We believe in the long run Cummins is well positioned to benefit from continuing power back-up demand
(generator business) and capex recovery (engines for equipment used in transportation, construction, and
infrastructure activities).
That said, current domestic weakness in industrial capex (especially in relation to mining and construction)
combined with a slowdown in economic growth in developed markets (primarily the US), is having a twofold
negative impact on the company’s medium-term growth, in our view.
This slower growth, along with the large capex requirements for this and next year, is likely to impact the
company’s capital returns substantially, in our view – we forecast 700bp compression in ROE over the next 2
years.
EBIT Margins for the company improved by 530bp over FY08-FY11, driven by capacity expansion and cost
efficiency improvements (lower percentage of imported components).
We reduce our already below consensus EBIT margin forecasts for FY12-FY14 by a further 50bp-
100bp as we factor in a further loss in operating leverage for the company and factor in the impact of a
further increase in the cost of its key raw material, pig iron. We lower our EPS estimates for FY12-FY14 by
15%-22% as a result of the above changes.
The company’s capacity expansion plan if on track (Rs4bn-Rs4.5bn per annum for the next 2-3 years, vs.
Rs1bn planned earlier) indicates its belief in the long-term demand prospects of its products and services.
Valuation
Cummins currently trades at a 12-month forward P/E of 18X, a 10% premium to its 5-year average 12-month
forward P/E of 16.5X. These valuations are unjustified in our view – not pricing in fully the slowing demand
outlook for the company’s products and the reducing capital returns over the next 12-24 months.

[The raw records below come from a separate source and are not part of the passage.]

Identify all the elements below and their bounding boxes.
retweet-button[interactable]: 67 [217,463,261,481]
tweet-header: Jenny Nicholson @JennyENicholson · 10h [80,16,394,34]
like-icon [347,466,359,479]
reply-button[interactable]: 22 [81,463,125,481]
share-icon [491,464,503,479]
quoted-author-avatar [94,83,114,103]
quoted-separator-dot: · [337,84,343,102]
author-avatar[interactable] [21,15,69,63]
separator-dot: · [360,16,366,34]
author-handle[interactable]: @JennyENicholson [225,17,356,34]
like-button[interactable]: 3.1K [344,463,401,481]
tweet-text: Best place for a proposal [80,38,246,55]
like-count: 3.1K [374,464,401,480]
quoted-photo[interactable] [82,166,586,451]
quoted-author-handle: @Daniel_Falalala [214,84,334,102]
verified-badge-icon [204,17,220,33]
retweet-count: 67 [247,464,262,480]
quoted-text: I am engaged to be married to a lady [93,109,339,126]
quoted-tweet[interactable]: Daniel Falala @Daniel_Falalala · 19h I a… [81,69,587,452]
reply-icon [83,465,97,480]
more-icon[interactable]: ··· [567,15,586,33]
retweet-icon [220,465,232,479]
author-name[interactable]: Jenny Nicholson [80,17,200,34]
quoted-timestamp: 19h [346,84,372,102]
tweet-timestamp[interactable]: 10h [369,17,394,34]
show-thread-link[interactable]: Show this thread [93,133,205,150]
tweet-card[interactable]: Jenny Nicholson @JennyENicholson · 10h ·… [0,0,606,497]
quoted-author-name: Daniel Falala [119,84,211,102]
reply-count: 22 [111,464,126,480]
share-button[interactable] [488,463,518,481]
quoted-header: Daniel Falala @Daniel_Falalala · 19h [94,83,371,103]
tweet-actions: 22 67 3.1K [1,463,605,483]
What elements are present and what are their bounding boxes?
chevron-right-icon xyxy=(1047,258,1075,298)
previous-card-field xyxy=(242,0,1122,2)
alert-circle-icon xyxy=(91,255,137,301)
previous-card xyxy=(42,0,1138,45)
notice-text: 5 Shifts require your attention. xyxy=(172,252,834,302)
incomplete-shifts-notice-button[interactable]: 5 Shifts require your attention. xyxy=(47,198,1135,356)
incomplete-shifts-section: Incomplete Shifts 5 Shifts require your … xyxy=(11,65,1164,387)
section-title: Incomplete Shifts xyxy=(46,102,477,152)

We lower our 12-month target price to Rs518 (from Rs757, which implies 15% downside potential) based on
15X P/E on average FY12E and FY13E EPS (down from 18X given slower growth over the next 2 years) – 10%
below its 5-year median 12-month forward P/E, which is justified in our view given the slower growth for the
company over next two years.
Key upside risks
(1) Stronger-than-expected pick-up in domestic industrial and construction growth, and (2) improvement in
US economy increasing demand for its export products.